I read a post from someone this morning that said The Greatest Oscar Flub In History was actually a favor to the Moonlight creators, because they will always be remembered. I call bullshit on this reasoning, and here is why. By the time any artist of any kind makes it to the Oscars, there are years, and most of the time there are decades, of work that went into getting your creativity and talents and blood, sweat, and tears onto this world stage of achievement. If you are The Winner in your category, you have been deemed the best of the very best --- that’s why the award categories are Best Actress, Best Picture, Best Sound Design. And speaking of Best Sound Design…was there anyone watching who wasn’t moved by Kevin O’Connell’s paying homage to his late mother, Skippy O’Connell, who gave him his first job in sound 39 years ago, and told him the only repayment she desired was for him to someday win an Oscar and then thank him from the stage in front of the world?

"Mom, I know you're looking down on me tonight," O'Connell said. "So thank you."

What if this 20 times nominated man hadn’t gotten the moment he earned to finally thank Mom? It would have been a travesty. It would have robbed him of making good on what was a truly heartfelt promise. It would have robbed us all by not allowing us to witness a genuine moment that is at the heart of every artist who toils and leaves their guts on the page, on the screen, in the details, because they can’t not do so. It would have robbed all of the souls behind the artists who toil, because they need to hear how much it means to have people in your life who believe in you, support you, pick you up and tell you what you are creating matters.

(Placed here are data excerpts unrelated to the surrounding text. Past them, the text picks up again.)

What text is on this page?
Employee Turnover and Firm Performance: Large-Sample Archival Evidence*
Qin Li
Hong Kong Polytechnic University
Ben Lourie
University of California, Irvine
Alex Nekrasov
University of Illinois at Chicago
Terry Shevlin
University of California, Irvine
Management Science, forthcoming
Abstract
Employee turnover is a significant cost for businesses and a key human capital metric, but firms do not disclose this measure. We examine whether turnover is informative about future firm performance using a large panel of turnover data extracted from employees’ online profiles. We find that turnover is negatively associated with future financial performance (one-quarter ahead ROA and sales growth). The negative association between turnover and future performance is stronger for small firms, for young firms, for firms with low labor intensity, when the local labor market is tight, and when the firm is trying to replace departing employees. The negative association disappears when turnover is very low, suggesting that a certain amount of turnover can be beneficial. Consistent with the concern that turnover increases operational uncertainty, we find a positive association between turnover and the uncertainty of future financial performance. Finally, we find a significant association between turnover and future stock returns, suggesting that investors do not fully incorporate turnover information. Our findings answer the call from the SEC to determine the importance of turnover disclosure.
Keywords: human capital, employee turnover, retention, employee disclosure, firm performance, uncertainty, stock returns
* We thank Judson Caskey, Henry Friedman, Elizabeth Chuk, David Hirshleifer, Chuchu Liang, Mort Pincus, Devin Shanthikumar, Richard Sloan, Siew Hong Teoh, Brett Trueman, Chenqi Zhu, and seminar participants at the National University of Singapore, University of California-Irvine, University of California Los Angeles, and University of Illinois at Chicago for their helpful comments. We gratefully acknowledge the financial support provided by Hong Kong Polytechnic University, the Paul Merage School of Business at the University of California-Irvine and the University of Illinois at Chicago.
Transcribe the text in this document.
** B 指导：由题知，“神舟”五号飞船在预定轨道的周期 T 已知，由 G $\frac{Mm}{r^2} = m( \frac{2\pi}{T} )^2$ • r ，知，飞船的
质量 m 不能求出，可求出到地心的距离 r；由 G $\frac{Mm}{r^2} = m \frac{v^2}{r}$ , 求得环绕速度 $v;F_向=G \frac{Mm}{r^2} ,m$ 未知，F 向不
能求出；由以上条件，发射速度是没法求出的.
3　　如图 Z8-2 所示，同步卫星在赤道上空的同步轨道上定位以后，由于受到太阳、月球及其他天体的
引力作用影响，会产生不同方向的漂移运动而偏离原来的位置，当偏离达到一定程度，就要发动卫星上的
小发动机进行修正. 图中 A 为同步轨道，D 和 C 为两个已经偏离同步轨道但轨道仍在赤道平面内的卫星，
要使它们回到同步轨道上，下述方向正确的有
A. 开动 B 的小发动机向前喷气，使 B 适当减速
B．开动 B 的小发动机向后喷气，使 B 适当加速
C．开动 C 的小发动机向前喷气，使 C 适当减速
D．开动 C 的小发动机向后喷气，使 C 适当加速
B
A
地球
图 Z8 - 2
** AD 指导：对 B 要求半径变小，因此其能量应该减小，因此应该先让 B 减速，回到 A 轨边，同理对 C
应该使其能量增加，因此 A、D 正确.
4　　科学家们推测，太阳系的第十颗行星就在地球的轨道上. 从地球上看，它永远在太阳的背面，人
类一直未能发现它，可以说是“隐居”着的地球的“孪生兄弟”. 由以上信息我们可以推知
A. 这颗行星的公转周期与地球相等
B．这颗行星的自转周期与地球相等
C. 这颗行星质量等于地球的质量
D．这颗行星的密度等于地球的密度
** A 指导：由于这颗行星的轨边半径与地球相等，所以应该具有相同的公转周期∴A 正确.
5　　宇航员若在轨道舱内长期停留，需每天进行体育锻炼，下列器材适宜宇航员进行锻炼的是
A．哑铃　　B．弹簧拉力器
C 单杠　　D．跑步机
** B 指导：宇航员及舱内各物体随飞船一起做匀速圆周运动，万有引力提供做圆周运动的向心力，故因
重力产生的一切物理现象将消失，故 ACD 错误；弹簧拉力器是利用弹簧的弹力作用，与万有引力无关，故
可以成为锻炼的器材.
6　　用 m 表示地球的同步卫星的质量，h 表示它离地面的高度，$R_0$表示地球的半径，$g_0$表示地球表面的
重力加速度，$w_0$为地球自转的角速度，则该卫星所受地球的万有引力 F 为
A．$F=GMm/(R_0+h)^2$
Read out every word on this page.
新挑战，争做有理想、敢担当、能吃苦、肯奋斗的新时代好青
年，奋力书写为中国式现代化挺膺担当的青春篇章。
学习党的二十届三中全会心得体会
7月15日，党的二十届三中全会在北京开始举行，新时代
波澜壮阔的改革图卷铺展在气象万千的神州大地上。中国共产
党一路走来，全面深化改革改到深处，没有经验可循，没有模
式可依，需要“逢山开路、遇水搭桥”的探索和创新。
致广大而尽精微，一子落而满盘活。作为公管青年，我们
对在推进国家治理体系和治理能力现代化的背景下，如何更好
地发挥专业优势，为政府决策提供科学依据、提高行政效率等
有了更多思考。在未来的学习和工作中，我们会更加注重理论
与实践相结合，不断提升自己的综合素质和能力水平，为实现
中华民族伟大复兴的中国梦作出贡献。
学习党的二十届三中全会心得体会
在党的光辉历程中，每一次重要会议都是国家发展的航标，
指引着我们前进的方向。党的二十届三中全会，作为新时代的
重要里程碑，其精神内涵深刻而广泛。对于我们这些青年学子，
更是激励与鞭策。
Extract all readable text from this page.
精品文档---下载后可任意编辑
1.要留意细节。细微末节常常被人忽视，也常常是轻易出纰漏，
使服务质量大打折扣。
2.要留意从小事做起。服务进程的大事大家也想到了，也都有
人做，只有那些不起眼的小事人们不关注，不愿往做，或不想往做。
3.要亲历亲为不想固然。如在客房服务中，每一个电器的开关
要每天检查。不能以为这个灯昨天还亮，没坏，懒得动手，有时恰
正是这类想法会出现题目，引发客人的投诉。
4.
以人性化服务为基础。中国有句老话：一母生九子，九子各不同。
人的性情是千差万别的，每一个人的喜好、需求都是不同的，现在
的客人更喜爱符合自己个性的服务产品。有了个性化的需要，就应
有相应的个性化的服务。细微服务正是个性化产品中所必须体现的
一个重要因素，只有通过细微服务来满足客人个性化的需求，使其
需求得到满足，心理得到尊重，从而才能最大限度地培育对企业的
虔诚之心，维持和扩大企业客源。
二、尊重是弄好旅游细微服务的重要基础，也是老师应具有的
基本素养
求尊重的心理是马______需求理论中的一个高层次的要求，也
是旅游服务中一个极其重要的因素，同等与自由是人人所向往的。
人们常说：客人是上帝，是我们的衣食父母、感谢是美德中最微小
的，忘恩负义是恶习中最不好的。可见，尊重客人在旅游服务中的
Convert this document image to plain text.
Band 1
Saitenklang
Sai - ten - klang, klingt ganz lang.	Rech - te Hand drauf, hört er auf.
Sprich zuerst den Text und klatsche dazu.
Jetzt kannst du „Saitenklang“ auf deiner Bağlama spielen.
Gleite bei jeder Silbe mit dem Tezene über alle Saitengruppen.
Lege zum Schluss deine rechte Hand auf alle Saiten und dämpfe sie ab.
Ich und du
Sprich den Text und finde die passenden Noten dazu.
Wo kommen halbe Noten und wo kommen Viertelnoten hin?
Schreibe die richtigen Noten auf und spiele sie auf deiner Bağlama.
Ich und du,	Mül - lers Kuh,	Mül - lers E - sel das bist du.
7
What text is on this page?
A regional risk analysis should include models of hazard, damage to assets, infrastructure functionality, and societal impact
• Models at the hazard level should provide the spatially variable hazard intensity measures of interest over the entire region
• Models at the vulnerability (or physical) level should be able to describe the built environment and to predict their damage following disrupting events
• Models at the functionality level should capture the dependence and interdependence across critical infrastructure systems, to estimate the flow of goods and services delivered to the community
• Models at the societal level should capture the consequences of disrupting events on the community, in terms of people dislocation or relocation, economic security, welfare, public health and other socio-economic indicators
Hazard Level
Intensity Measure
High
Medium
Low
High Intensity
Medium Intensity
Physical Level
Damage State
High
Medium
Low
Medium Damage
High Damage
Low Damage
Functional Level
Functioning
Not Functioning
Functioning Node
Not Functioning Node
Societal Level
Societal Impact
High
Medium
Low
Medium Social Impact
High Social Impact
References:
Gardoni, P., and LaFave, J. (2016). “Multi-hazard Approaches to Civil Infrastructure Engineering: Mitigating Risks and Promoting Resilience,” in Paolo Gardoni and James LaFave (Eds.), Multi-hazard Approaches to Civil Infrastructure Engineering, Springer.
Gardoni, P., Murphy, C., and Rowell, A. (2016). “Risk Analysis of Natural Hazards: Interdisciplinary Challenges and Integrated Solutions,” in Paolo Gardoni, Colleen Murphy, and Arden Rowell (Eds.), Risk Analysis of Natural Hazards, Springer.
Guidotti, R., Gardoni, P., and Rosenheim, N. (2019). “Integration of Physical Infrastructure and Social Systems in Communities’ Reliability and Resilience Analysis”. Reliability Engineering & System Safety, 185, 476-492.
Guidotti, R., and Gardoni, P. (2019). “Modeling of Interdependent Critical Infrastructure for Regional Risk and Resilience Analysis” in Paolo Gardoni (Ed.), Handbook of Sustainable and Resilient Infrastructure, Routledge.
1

All of this happened last night when Barry Jenkins, Adele Romanski, Dede Gardner, and Jeremy Kleiner, along with all of the artists who gave everything they had to make Moonlight what it is, were robbed of their soul-nourishing moments of jubilant celebration upon hearing their names and the name of their film called for what is the biggest award of the night, saved to the final moments, so highly anticipated and debated is the win. Yes, they were gracious. Yes, they ultimately went home with the golden statue. But they were robbed of Their Moment. They were robbed of the completion of the circle that is the arrival to Mount Achievement. And we were all robbed of what they had to say, and the viewpoint that was uniquely their own, with stories of how they arrived to last night. And in some home, there was a child watching who was robbed of their moment of connecting with those stories in a way that would remain with them forever. Remember that bit where Charlize Theron shared the inspiration she took as a young girl in seeing the performance of Shirley MacLaine in the film The Apartment? I believe that PricewaterhouseCoopers owes all involved a series of paid advertisements where Barry Jenkins, Adele Romanski, Dede Gardner, and Jeremy Kleiner each gets to give the Oscar acceptance speech of their dreams, to be disseminated globally. It won’t be the same as getting back their moment. But it will give their voices a chance to be properly and respectfully heard by those who need to hear it.

And, as for Hollywood…maybe take a moment to consider the underbelly of what happened, the why and how. Faye Dunaway and Warren Beatty saw and read the card that said Emma Stone for LaLaLand. But instead of using the wisdom of their collective 110 years in show business and well over a hundred films, including multiple trips to the awards podium, they did what Hollywood, and our country, often does…stayed quiet in the face of something not quite right going on, until they were forced to speak up, and then cover the initial silence with “no harm, no foul, it all works out in the end, honest mistake” business. The fact that we can still openly support and reward those in our midst who do harm to others, and tolerate disgusting displays of humanity, as long as the perpetrator is a talented artist, athlete, business man, politician, etc, is something that deeply affects our collective moral compass and human reflex to speak up in the moment we see something isn’t right (Woody Allen, Bill Cosby, Casey Affleck, Roman Polanski, Phil Spector, etc). Dunaway and Beatty didn’t head out onstage last night to do anyone any harm. I'm certainly not saying that. But their initial silence in the face of something clearly not being at all right, is a way bigger issue than anyone seems to be noting or connecting. We all need our reflexes and moral compasses to fire and direct us in the moment, because those moments truly matter as one brick encompassing our behaviors and beliefs lays the foundation for the next, and the next after that. In the end, the Oscars showed us that we need to speak up, and we need to be heard. The benefits of both make us a better community all the way around.